Sincerely, A Concerned Citizen

May 5, 2004

All the news frenzy and president Bush's disgust about the treatment of Iraqi prisoners should be a wake-up call to the fact that such treatment is common and standard procedure in state and federal prisons' Special Housing Units (SHU). Why is America and the world so shocked about the treatment of Iraqi prisoners stripped naked and beaten since those practices were exported from American prisons which the public has accepted by denial. There have been thousands of civil rights cases by state and federal prisoners settled or dismissed (for lack of photos). Usually the government fights for the accused prison guards to beat the cases.

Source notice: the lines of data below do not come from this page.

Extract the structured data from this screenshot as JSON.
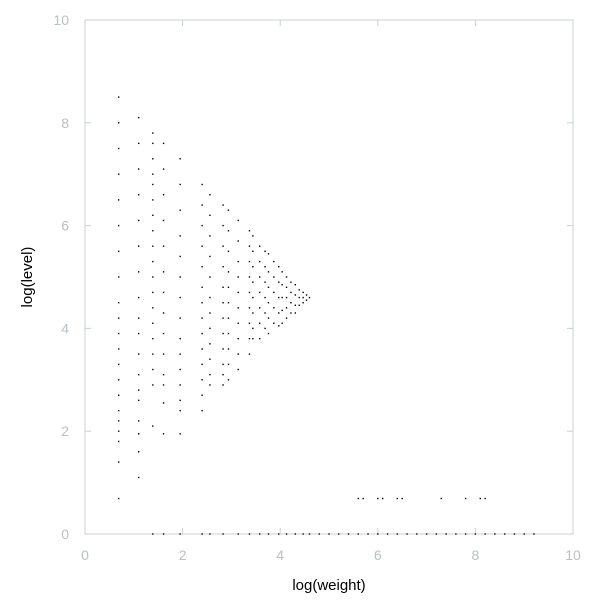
{
  "chart_data": {
    "type": "scatter",
    "title": "",
    "xlabel": "log(weight)",
    "ylabel": "log(level)",
    "xlim": [
      0,
      10
    ],
    "ylim": [
      0,
      10
    ],
    "xticks": [
      "0",
      "2",
      "4",
      "6",
      "8",
      "10"
    ],
    "yticks": [
      "0",
      "2",
      "4",
      "6",
      "8",
      "10"
    ],
    "grid": false,
    "legend": "none",
    "colors": {
      "points": "#000000",
      "frame": "#c8d0d4",
      "tick_text": "#b8c0c4"
    },
    "series": [
      {
        "points": [
          [
            0.69,
            8.5
          ],
          [
            0.69,
            8.0
          ],
          [
            0.69,
            7.5
          ],
          [
            0.69,
            7.0
          ],
          [
            0.69,
            6.5
          ],
          [
            0.69,
            6.0
          ],
          [
            0.69,
            5.5
          ],
          [
            0.69,
            5.0
          ],
          [
            0.69,
            4.5
          ],
          [
            0.69,
            4.2
          ],
          [
            0.69,
            3.9
          ],
          [
            0.69,
            3.6
          ],
          [
            0.69,
            3.3
          ],
          [
            0.69,
            3.0
          ],
          [
            0.69,
            2.7
          ],
          [
            0.69,
            2.4
          ],
          [
            0.69,
            2.2
          ],
          [
            0.69,
            2.0
          ],
          [
            0.69,
            1.8
          ],
          [
            0.69,
            1.4
          ],
          [
            0.69,
            0.69
          ],
          [
            1.1,
            8.1
          ],
          [
            1.1,
            7.6
          ],
          [
            1.1,
            7.1
          ],
          [
            1.1,
            6.6
          ],
          [
            1.1,
            6.1
          ],
          [
            1.1,
            5.6
          ],
          [
            1.1,
            5.1
          ],
          [
            1.1,
            4.6
          ],
          [
            1.1,
            4.2
          ],
          [
            1.1,
            3.9
          ],
          [
            1.1,
            3.5
          ],
          [
            1.1,
            3.1
          ],
          [
            1.1,
            2.8
          ],
          [
            1.1,
            2.6
          ],
          [
            1.1,
            2.2
          ],
          [
            1.1,
            1.95
          ],
          [
            1.1,
            1.6
          ],
          [
            1.1,
            1.1
          ],
          [
            1.39,
            7.8
          ],
          [
            1.39,
            7.6
          ],
          [
            1.39,
            7.3
          ],
          [
            1.39,
            7.0
          ],
          [
            1.39,
            6.8
          ],
          [
            1.39,
            6.5
          ],
          [
            1.39,
            6.2
          ],
          [
            1.39,
            5.9
          ],
          [
            1.39,
            5.6
          ],
          [
            1.39,
            5.3
          ],
          [
            1.39,
            5.0
          ],
          [
            1.39,
            4.7
          ],
          [
            1.39,
            4.4
          ],
          [
            1.39,
            4.1
          ],
          [
            1.39,
            3.8
          ],
          [
            1.39,
            3.5
          ],
          [
            1.39,
            3.2
          ],
          [
            1.39,
            2.9
          ],
          [
            1.39,
            2.1
          ],
          [
            1.61,
            7.6
          ],
          [
            1.61,
            7.1
          ],
          [
            1.61,
            6.6
          ],
          [
            1.61,
            6.1
          ],
          [
            1.61,
            5.6
          ],
          [
            1.61,
            5.1
          ],
          [
            1.61,
            4.7
          ],
          [
            1.61,
            4.3
          ],
          [
            1.61,
            3.9
          ],
          [
            1.61,
            3.5
          ],
          [
            1.61,
            3.1
          ],
          [
            1.61,
            2.9
          ],
          [
            1.61,
            2.55
          ],
          [
            1.61,
            1.95
          ],
          [
            1.95,
            7.3
          ],
          [
            1.95,
            6.8
          ],
          [
            1.95,
            6.3
          ],
          [
            1.95,
            5.8
          ],
          [
            1.95,
            5.4
          ],
          [
            1.95,
            5.0
          ],
          [
            1.95,
            4.6
          ],
          [
            1.95,
            4.2
          ],
          [
            1.95,
            3.8
          ],
          [
            1.95,
            3.5
          ],
          [
            1.95,
            3.2
          ],
          [
            1.95,
            2.9
          ],
          [
            1.95,
            2.6
          ],
          [
            1.95,
            2.4
          ],
          [
            1.95,
            1.95
          ],
          [
            2.4,
            6.8
          ],
          [
            2.4,
            6.4
          ],
          [
            2.4,
            6.0
          ],
          [
            2.4,
            5.6
          ],
          [
            2.4,
            5.2
          ],
          [
            2.4,
            4.8
          ],
          [
            2.4,
            4.5
          ],
          [
            2.4,
            4.2
          ],
          [
            2.4,
            3.9
          ],
          [
            2.4,
            3.6
          ],
          [
            2.4,
            3.3
          ],
          [
            2.4,
            3.0
          ],
          [
            2.4,
            2.7
          ],
          [
            2.4,
            2.4
          ],
          [
            2.56,
            6.6
          ],
          [
            2.56,
            6.2
          ],
          [
            2.56,
            5.8
          ],
          [
            2.56,
            5.4
          ],
          [
            2.56,
            5.0
          ],
          [
            2.56,
            4.6
          ],
          [
            2.56,
            4.3
          ],
          [
            2.56,
            4.0
          ],
          [
            2.56,
            3.7
          ],
          [
            2.56,
            3.4
          ],
          [
            2.56,
            3.1
          ],
          [
            2.56,
            2.9
          ],
          [
            2.83,
            6.4
          ],
          [
            2.83,
            6.0
          ],
          [
            2.83,
            5.6
          ],
          [
            2.83,
            5.2
          ],
          [
            2.83,
            4.8
          ],
          [
            2.83,
            4.5
          ],
          [
            2.83,
            4.2
          ],
          [
            2.83,
            3.9
          ],
          [
            2.83,
            3.6
          ],
          [
            2.83,
            3.3
          ],
          [
            2.83,
            3.1
          ],
          [
            2.83,
            2.9
          ],
          [
            2.94,
            6.3
          ],
          [
            2.94,
            5.9
          ],
          [
            2.94,
            5.5
          ],
          [
            2.94,
            5.1
          ],
          [
            2.94,
            4.8
          ],
          [
            2.94,
            4.5
          ],
          [
            2.94,
            4.2
          ],
          [
            2.94,
            3.9
          ],
          [
            2.94,
            3.6
          ],
          [
            2.94,
            3.3
          ],
          [
            2.94,
            3.0
          ],
          [
            3.14,
            6.1
          ],
          [
            3.14,
            5.7
          ],
          [
            3.14,
            5.3
          ],
          [
            3.14,
            5.0
          ],
          [
            3.14,
            4.7
          ],
          [
            3.14,
            4.4
          ],
          [
            3.14,
            4.1
          ],
          [
            3.14,
            3.8
          ],
          [
            3.14,
            3.5
          ],
          [
            3.14,
            3.2
          ],
          [
            3.37,
            5.9
          ],
          [
            3.37,
            5.6
          ],
          [
            3.37,
            5.3
          ],
          [
            3.37,
            5.0
          ],
          [
            3.37,
            4.7
          ],
          [
            3.37,
            4.4
          ],
          [
            3.37,
            4.1
          ],
          [
            3.37,
            3.8
          ],
          [
            3.37,
            3.5
          ],
          [
            3.44,
            5.8
          ],
          [
            3.44,
            5.5
          ],
          [
            3.44,
            5.2
          ],
          [
            3.44,
            4.9
          ],
          [
            3.44,
            4.6
          ],
          [
            3.44,
            4.3
          ],
          [
            3.44,
            4.0
          ],
          [
            3.44,
            3.8
          ],
          [
            3.58,
            5.6
          ],
          [
            3.58,
            5.3
          ],
          [
            3.58,
            5.0
          ],
          [
            3.58,
            4.7
          ],
          [
            3.58,
            4.4
          ],
          [
            3.58,
            4.1
          ],
          [
            3.58,
            3.8
          ],
          [
            3.69,
            5.5
          ],
          [
            3.69,
            5.2
          ],
          [
            3.69,
            4.9
          ],
          [
            3.69,
            4.6
          ],
          [
            3.69,
            4.3
          ],
          [
            3.69,
            4.0
          ],
          [
            3.76,
            5.45
          ],
          [
            3.76,
            5.1
          ],
          [
            3.76,
            4.8
          ],
          [
            3.76,
            4.5
          ],
          [
            3.76,
            4.2
          ],
          [
            3.76,
            3.9
          ],
          [
            3.87,
            5.3
          ],
          [
            3.87,
            5.0
          ],
          [
            3.87,
            4.7
          ],
          [
            3.87,
            4.4
          ],
          [
            3.87,
            4.1
          ],
          [
            3.97,
            5.2
          ],
          [
            3.97,
            4.9
          ],
          [
            3.97,
            4.6
          ],
          [
            3.97,
            4.3
          ],
          [
            3.97,
            4.05
          ],
          [
            4.04,
            5.1
          ],
          [
            4.04,
            4.85
          ],
          [
            4.04,
            4.6
          ],
          [
            4.04,
            4.35
          ],
          [
            4.04,
            4.1
          ],
          [
            4.13,
            5.0
          ],
          [
            4.13,
            4.8
          ],
          [
            4.13,
            4.6
          ],
          [
            4.13,
            4.4
          ],
          [
            4.13,
            4.2
          ],
          [
            4.22,
            4.9
          ],
          [
            4.22,
            4.7
          ],
          [
            4.22,
            4.5
          ],
          [
            4.22,
            4.3
          ],
          [
            4.31,
            4.85
          ],
          [
            4.31,
            4.65
          ],
          [
            4.31,
            4.45
          ],
          [
            4.31,
            4.3
          ],
          [
            4.39,
            4.75
          ],
          [
            4.39,
            4.6
          ],
          [
            4.39,
            4.45
          ],
          [
            4.47,
            4.7
          ],
          [
            4.47,
            4.6
          ],
          [
            4.47,
            4.5
          ],
          [
            4.54,
            4.65
          ],
          [
            4.54,
            4.55
          ],
          [
            4.6,
            4.6
          ],
          [
            5.6,
            0.69
          ],
          [
            5.7,
            0.69
          ],
          [
            6.0,
            0.69
          ],
          [
            6.1,
            0.69
          ],
          [
            6.4,
            0.69
          ],
          [
            6.5,
            0.69
          ],
          [
            7.3,
            0.69
          ],
          [
            7.8,
            0.69
          ],
          [
            8.1,
            0.69
          ],
          [
            8.2,
            0.69
          ],
          [
            1.39,
            0
          ],
          [
            1.61,
            0
          ],
          [
            1.95,
            0
          ],
          [
            2.4,
            0
          ],
          [
            2.56,
            0
          ],
          [
            2.83,
            0
          ],
          [
            3.14,
            0
          ],
          [
            3.37,
            0
          ],
          [
            3.58,
            0
          ],
          [
            3.76,
            0
          ],
          [
            3.97,
            0
          ],
          [
            4.13,
            0
          ],
          [
            4.31,
            0
          ],
          [
            4.47,
            0
          ],
          [
            4.6,
            0
          ],
          [
            4.8,
            0
          ],
          [
            5.0,
            0
          ],
          [
            5.2,
            0
          ],
          [
            5.4,
            0
          ],
          [
            5.6,
            0
          ],
          [
            5.8,
            0
          ],
          [
            6.0,
            0
          ],
          [
            6.2,
            0
          ],
          [
            6.4,
            0
          ],
          [
            6.6,
            0
          ],
          [
            6.8,
            0
          ],
          [
            7.0,
            0
          ],
          [
            7.2,
            0
          ],
          [
            7.4,
            0
          ],
          [
            7.6,
            0
          ],
          [
            7.8,
            0
          ],
          [
            8.0,
            0
          ],
          [
            8.2,
            0
          ],
          [
            8.4,
            0
          ],
          [
            8.6,
            0
          ],
          [
            8.8,
            0
          ],
          [
            9.0,
            0
          ],
          [
            9.2,
            0
          ]
        ]
      }
    ]
  }
}
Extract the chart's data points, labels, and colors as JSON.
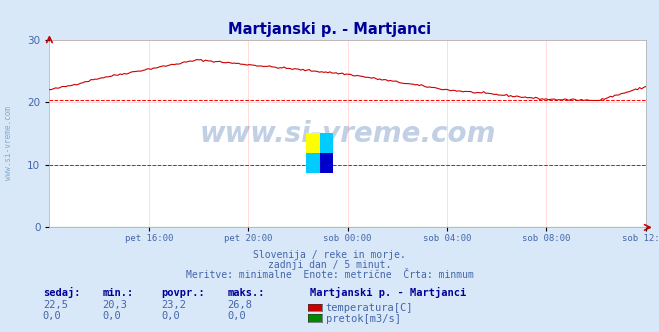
{
  "title": "Martjanski p. - Martjanci",
  "title_color": "#000099",
  "bg_color": "#d8e8f8",
  "plot_bg_color": "#ffffff",
  "grid_color": "#ffcccc",
  "xlabel_color": "#4466aa",
  "text_color": "#4466aa",
  "x_labels": [
    "pet 16:00",
    "pet 20:00",
    "sob 00:00",
    "sob 04:00",
    "sob 08:00",
    "sob 12:00"
  ],
  "x_tick_positions": [
    0.1667,
    0.3333,
    0.5,
    0.6667,
    0.8333,
    1.0
  ],
  "ylim": [
    0,
    30
  ],
  "yticks": [
    0,
    10,
    20,
    30
  ],
  "line_color": "#cc0000",
  "line_color2": "#008800",
  "avg_line_color": "#ff0000",
  "avg_line_value": 20.3,
  "avg_line2_value": 10.0,
  "subtitle1": "Slovenija / reke in morje.",
  "subtitle2": "zadnji dan / 5 minut.",
  "subtitle3": "Meritve: minimalne  Enote: metrične  Črta: minmum",
  "legend_title": "Martjanski p. - Martjanci",
  "legend_items": [
    {
      "label": "temperatura[C]",
      "color": "#cc0000"
    },
    {
      "label": "pretok[m3/s]",
      "color": "#008800"
    }
  ],
  "stats_headers": [
    "sedaj:",
    "min.:",
    "povpr.:",
    "maks.:"
  ],
  "stats_row1": [
    "22,5",
    "20,3",
    "23,2",
    "26,8"
  ],
  "stats_row2": [
    "0,0",
    "0,0",
    "0,0",
    "0,0"
  ],
  "watermark": "www.si-vreme.com"
}
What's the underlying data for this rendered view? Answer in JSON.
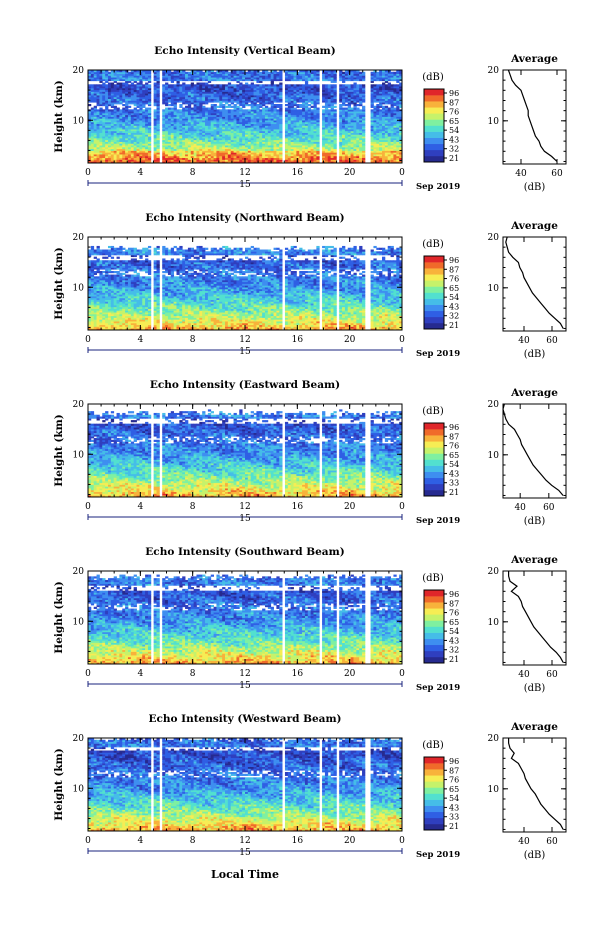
{
  "common": {
    "height_label": "Height (km)",
    "time_ticks": [
      "0",
      "4",
      "8",
      "12",
      "16",
      "20",
      "0"
    ],
    "date_day": "15",
    "date_label": "Sep 2019",
    "cb_unit": "(dB)",
    "avg_title": "Average",
    "avg_xlabel": "(dB)",
    "xlabel_bottom": "Local Time",
    "colors": {
      "scale": [
        "#262a8f",
        "#2f3fbf",
        "#2f5fe4",
        "#3e8ef0",
        "#45bde8",
        "#52e0cf",
        "#7ff0a0",
        "#c6f26a",
        "#f6ed54",
        "#f8b23b",
        "#f06a2a",
        "#e0262a"
      ],
      "axis": "#000000"
    }
  },
  "chart_data": [
    {
      "type": "heatmap",
      "title": "Echo Intensity (Vertical Beam)",
      "ylabel": "Height (km)",
      "ylim": [
        1.5,
        20
      ],
      "yticks": [
        "20",
        "10"
      ],
      "xlim": [
        0,
        24
      ],
      "xticks": [
        "0",
        "4",
        "8",
        "12",
        "16",
        "20",
        "0"
      ],
      "colorbar_ticks": [
        "96",
        "87",
        "76",
        "65",
        "54",
        "43",
        "32",
        "21"
      ],
      "data_gaps_hours": [
        [
          4.8,
          5.0
        ],
        [
          5.4,
          5.6
        ],
        [
          14.8,
          15.1
        ],
        [
          17.7,
          17.9
        ],
        [
          18.9,
          19.1
        ],
        [
          21.2,
          21.5
        ]
      ],
      "profile": {
        "title": "Average",
        "xlabel": "(dB)",
        "xticks": [
          "40",
          "60"
        ],
        "xlim": [
          30,
          65
        ],
        "yticks": [
          "20",
          "10"
        ],
        "height": [
          2,
          3,
          4,
          5,
          6,
          7,
          8,
          9,
          10,
          11,
          12,
          13,
          14,
          15,
          16,
          17,
          18,
          19,
          20
        ],
        "value": [
          60,
          57,
          53,
          51,
          50,
          48,
          47,
          46,
          45,
          44,
          44,
          43,
          42,
          41,
          40,
          37,
          35,
          34,
          33
        ]
      }
    },
    {
      "type": "heatmap",
      "title": "Echo Intensity (Northward Beam)",
      "ylabel": "Height (km)",
      "ylim": [
        1.5,
        20
      ],
      "yticks": [
        "20",
        "10"
      ],
      "xlim": [
        0,
        24
      ],
      "xticks": [
        "0",
        "4",
        "8",
        "12",
        "16",
        "20",
        "0"
      ],
      "colorbar_ticks": [
        "96",
        "87",
        "76",
        "65",
        "54",
        "43",
        "32",
        "21"
      ],
      "data_gaps_hours": [
        [
          4.8,
          5.0
        ],
        [
          5.4,
          5.6
        ],
        [
          14.8,
          15.1
        ],
        [
          17.7,
          17.9
        ],
        [
          18.9,
          19.1
        ],
        [
          21.2,
          21.5
        ]
      ],
      "profile": {
        "title": "Average",
        "xlabel": "(dB)",
        "xticks": [
          "40",
          "60"
        ],
        "xlim": [
          25,
          70
        ],
        "yticks": [
          "20",
          "10"
        ],
        "height": [
          2,
          3,
          4,
          5,
          6,
          7,
          8,
          9,
          10,
          11,
          12,
          13,
          14,
          15,
          16,
          17,
          18,
          19,
          20
        ],
        "value": [
          68,
          66,
          62,
          58,
          55,
          52,
          49,
          46,
          44,
          42,
          40,
          39,
          37,
          36,
          32,
          29,
          28,
          27,
          28
        ]
      }
    },
    {
      "type": "heatmap",
      "title": "Echo Intensity (Eastward Beam)",
      "ylabel": "Height (km)",
      "ylim": [
        1.5,
        20
      ],
      "yticks": [
        "20",
        "10"
      ],
      "xlim": [
        0,
        24
      ],
      "xticks": [
        "0",
        "4",
        "8",
        "12",
        "16",
        "20",
        "0"
      ],
      "colorbar_ticks": [
        "96",
        "87",
        "76",
        "65",
        "54",
        "43",
        "33",
        "21"
      ],
      "data_gaps_hours": [
        [
          4.8,
          5.0
        ],
        [
          5.4,
          5.6
        ],
        [
          14.8,
          15.1
        ],
        [
          17.7,
          17.9
        ],
        [
          18.9,
          19.1
        ],
        [
          21.2,
          21.5
        ]
      ],
      "profile": {
        "title": "Average",
        "xlabel": "(dB)",
        "xticks": [
          "40",
          "60"
        ],
        "xlim": [
          28,
          72
        ],
        "yticks": [
          "20",
          "10"
        ],
        "height": [
          2,
          3,
          4,
          5,
          6,
          7,
          8,
          9,
          10,
          11,
          12,
          13,
          14,
          15,
          16,
          17,
          18,
          19,
          20
        ],
        "value": [
          70,
          67,
          62,
          58,
          55,
          52,
          49,
          47,
          45,
          43,
          41,
          40,
          38,
          36,
          32,
          30,
          29,
          28,
          29
        ]
      }
    },
    {
      "type": "heatmap",
      "title": "Echo Intensity (Southward Beam)",
      "ylabel": "Height (km)",
      "ylim": [
        1.5,
        20
      ],
      "yticks": [
        "20",
        "10"
      ],
      "xlim": [
        0,
        24
      ],
      "xticks": [
        "0",
        "4",
        "8",
        "12",
        "16",
        "20",
        "0"
      ],
      "colorbar_ticks": [
        "96",
        "87",
        "76",
        "65",
        "54",
        "43",
        "32",
        "21"
      ],
      "data_gaps_hours": [
        [
          4.8,
          5.0
        ],
        [
          5.4,
          5.6
        ],
        [
          14.8,
          15.1
        ],
        [
          17.7,
          17.9
        ],
        [
          18.9,
          19.1
        ],
        [
          21.2,
          21.5
        ]
      ],
      "profile": {
        "title": "Average",
        "xlabel": "(dB)",
        "xticks": [
          "40",
          "60"
        ],
        "xlim": [
          25,
          70
        ],
        "yticks": [
          "20",
          "10"
        ],
        "height": [
          2,
          3,
          4,
          5,
          6,
          7,
          8,
          9,
          10,
          11,
          12,
          13,
          14,
          15,
          16,
          17,
          18,
          19,
          20
        ],
        "value": [
          68,
          66,
          63,
          59,
          56,
          53,
          50,
          47,
          45,
          43,
          41,
          39,
          38,
          36,
          31,
          35,
          30,
          29,
          29
        ]
      }
    },
    {
      "type": "heatmap",
      "title": "Echo Intensity (Westward Beam)",
      "ylabel": "Height (km)",
      "ylim": [
        1.5,
        20
      ],
      "yticks": [
        "20",
        "10"
      ],
      "xlim": [
        0,
        24
      ],
      "xticks": [
        "0",
        "4",
        "8",
        "12",
        "16",
        "20",
        "0"
      ],
      "colorbar_ticks": [
        "96",
        "87",
        "76",
        "65",
        "54",
        "43",
        "33",
        "21"
      ],
      "data_gaps_hours": [
        [
          4.8,
          5.0
        ],
        [
          5.4,
          5.6
        ],
        [
          14.8,
          15.1
        ],
        [
          17.7,
          17.9
        ],
        [
          18.9,
          19.1
        ],
        [
          21.2,
          21.5
        ]
      ],
      "profile": {
        "title": "Average",
        "xlabel": "(dB)",
        "xticks": [
          "40",
          "60"
        ],
        "xlim": [
          25,
          70
        ],
        "yticks": [
          "20",
          "10"
        ],
        "height": [
          2,
          3,
          4,
          5,
          6,
          7,
          8,
          9,
          10,
          11,
          12,
          13,
          14,
          15,
          16,
          17,
          18,
          19,
          20
        ],
        "value": [
          68,
          66,
          62,
          58,
          55,
          52,
          50,
          48,
          45,
          43,
          41,
          40,
          38,
          36,
          31,
          33,
          30,
          29,
          29
        ]
      }
    }
  ]
}
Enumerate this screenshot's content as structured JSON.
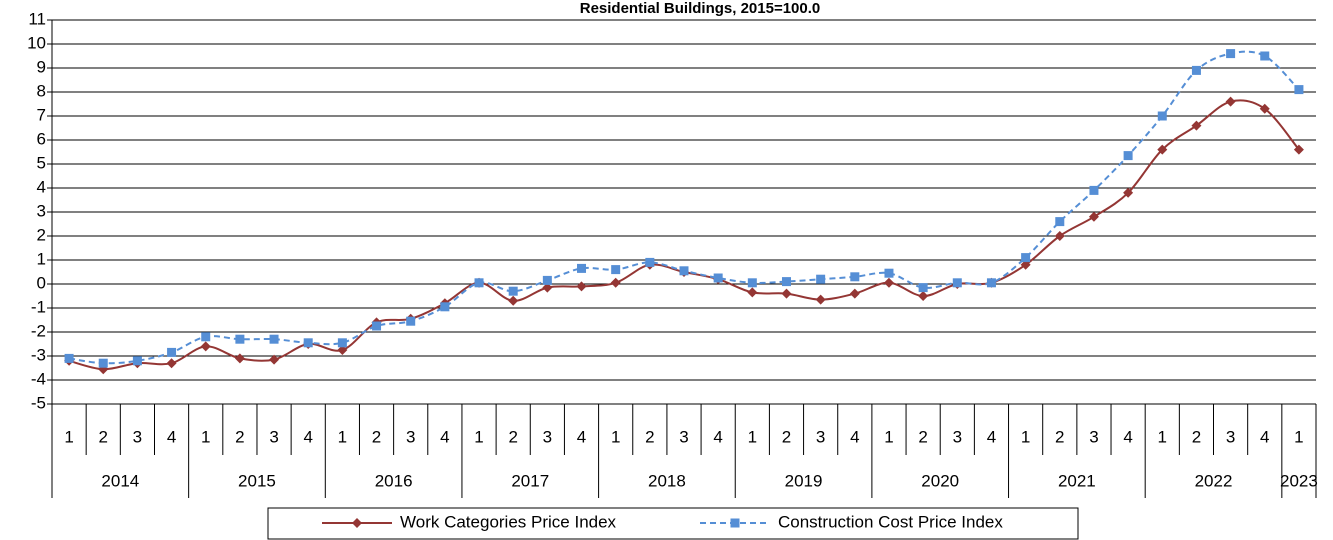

Did anyone notice that some of those prison guards in the Iraq prison were correctional officers in the USA? Wake-up America, that was your own prison system philosophy caught on video. The prisons of the United States are full of such abused prisoners in SHU programs. It is systemic, and government protected. One example: Branch v. Lamar, M.D. PA, No 3-97-1054.

Signed, A Prisoner of the Drug War, U.S. Penitentiary. Name withheld to avoid a trip to SHU.

2M (Two Million, Too Many) has released a timely song entitled Our Own Kind. The song was written to warn that sadistic abuse unleashed in Abu Ghraib was born in US prisons. A mix of folk verse, ethnic rhythms, and mournful accordion, it takes the listener to the horror of Abu Ghraib prison.